AFP, Saturday 18 Dec 2010

The international community is preparing a campaign of financial strangulation to prise Laurent Gbagbo from power in Ivory Coast, targeting key bank accounts, officials and experts say.

Former International Monetary Fund director Alassane Ouattara is widely recognised as the winner of last month's presidential run-off vote, but the incumbent Gbagbo has refused to leave office amid rising violence.

"It is necessary to maintain the pressure, even increasing it through the fact that the only valid banking signatory for the Ivorian state is Ouattara," said French Foreign Minister Michele Alliot-Marie.

France, the former colonial power, has called for Gbagbo to give up power by the end of the week.

The European Union is preparing sanctions against 18 of Gbagbo's cronies, including freezing their personal bank accounts and issuing visa bans.
"Laurent Gbagbo faces measures which will gradually strangle him," said a senior French official. "Ouattara has started to name ambassadors, there are individual sanctions taken by the European Union, there is the closure of state accounts with the sole recognised signature, that of Alassane Ouattara," he said.

The first goal of the campaign of financial strangulation is weakening Gbagbo's grip on the military by rendering him unable to pay wages.
"It will take around a month for this recognition to produce concrete effects," said the official.

But experts warn that the process could be slow as Gbagbo likely possesses financial resources outside international controls, and sanctions may also increase his support among the population.

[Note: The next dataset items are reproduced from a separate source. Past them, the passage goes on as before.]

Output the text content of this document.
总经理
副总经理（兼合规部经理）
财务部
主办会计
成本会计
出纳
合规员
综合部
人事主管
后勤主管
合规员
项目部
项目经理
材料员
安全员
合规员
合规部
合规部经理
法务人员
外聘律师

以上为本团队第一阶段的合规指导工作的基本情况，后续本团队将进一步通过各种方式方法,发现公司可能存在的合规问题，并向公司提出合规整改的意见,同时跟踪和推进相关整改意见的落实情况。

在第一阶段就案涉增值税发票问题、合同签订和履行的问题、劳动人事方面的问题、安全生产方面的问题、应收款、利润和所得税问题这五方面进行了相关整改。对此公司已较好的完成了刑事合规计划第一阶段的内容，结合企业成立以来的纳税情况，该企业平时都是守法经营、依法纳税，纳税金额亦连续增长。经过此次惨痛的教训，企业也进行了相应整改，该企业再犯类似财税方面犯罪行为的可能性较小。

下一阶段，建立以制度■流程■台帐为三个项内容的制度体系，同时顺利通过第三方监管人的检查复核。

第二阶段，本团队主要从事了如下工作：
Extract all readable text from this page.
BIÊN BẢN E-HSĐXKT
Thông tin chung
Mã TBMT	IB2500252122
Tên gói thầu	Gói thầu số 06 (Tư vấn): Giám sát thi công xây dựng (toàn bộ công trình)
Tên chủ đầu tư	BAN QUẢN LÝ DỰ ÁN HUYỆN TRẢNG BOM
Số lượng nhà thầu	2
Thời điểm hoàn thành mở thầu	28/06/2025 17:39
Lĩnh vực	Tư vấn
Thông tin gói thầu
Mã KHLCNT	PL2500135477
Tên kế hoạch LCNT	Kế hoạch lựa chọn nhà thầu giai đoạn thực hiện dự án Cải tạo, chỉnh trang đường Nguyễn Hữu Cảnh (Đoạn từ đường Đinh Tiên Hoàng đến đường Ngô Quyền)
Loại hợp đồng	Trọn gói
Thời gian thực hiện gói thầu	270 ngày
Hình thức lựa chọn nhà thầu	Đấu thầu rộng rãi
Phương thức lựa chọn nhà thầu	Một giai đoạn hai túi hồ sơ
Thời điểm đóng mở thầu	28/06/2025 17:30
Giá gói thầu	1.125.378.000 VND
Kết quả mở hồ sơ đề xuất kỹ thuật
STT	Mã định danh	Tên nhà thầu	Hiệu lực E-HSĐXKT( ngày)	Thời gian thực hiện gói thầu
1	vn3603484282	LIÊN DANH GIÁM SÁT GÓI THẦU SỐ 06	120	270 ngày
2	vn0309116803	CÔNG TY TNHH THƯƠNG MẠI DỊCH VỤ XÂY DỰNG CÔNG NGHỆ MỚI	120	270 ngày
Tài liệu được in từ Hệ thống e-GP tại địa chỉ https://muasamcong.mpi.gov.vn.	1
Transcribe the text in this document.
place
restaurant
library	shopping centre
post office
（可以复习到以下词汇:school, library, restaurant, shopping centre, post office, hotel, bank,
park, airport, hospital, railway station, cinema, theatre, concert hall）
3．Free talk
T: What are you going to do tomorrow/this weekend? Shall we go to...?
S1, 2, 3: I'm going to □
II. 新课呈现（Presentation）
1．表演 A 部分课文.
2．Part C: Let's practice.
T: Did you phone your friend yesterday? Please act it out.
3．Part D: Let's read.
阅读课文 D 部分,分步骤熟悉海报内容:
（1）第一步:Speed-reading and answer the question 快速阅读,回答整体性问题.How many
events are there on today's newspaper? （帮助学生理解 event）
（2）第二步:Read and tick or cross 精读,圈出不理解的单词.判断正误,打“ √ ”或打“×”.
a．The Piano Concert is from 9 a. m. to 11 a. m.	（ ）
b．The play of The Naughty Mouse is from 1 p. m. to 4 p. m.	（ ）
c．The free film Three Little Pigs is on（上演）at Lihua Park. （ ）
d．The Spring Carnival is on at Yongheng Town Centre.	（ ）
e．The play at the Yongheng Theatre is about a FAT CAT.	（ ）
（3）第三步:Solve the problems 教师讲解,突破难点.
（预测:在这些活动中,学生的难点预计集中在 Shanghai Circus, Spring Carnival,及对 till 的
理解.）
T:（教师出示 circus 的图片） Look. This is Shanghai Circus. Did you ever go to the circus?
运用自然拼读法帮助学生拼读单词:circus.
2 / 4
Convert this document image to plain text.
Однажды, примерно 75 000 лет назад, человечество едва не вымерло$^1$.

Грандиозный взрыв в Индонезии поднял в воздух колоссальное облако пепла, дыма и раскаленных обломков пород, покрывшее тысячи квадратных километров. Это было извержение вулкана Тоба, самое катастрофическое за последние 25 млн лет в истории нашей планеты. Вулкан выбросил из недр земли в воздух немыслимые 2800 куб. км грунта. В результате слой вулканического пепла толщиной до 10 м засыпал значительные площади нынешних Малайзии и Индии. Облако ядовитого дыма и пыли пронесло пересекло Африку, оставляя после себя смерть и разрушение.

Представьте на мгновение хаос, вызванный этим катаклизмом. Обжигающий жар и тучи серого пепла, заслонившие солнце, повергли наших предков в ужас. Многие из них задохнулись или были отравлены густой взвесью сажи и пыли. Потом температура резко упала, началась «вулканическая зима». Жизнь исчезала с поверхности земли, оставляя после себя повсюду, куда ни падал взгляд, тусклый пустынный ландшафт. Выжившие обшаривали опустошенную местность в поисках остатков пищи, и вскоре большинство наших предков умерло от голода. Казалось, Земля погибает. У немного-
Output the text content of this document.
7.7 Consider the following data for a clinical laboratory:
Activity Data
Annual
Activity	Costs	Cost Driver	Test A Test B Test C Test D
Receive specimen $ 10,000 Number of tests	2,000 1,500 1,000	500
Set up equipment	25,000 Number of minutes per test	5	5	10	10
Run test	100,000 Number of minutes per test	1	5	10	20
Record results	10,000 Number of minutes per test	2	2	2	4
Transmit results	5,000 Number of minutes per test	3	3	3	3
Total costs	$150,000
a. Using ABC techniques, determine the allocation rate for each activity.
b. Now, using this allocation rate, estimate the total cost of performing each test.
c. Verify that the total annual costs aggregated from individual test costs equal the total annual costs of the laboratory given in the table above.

"In the case of the Gbagbo clan, the lesson since the start of this crisis is that external pressures are used as a political resource, turned upside down by the logic of ultra-nationalist sovereignty," said Richard Banegas, a historian specialising in Ivory Coast.

"Laurent Gbagbo controls the production and exports of petroleum and cocoa (the country's key crop). If one wants to suffocate the regime, it is necessary for example to consider a blockade of the port of Abidjan," he said.

For Ouattara's camp -- and the international community -- Gbagbo's Achilles' heel is banking, in particular its primary foreign currency account at West African Central Bank (BCEAO).

"All operations with the IMF, donors, foreign aid, pass through this account," said a regional banking expert, who would not give his name.
"For example, development aid from France to Ivory Coast is paid into this account. This is also the case for funds linked to imports and exports, like taxes on cocoa or oil revenues. "It's a huge part of the budget," he said.

According to the expert, Ouattara's camp has control of this account, but Gbagbo likely holds sufficient reserves in other accounts to cover the government payroll for this month.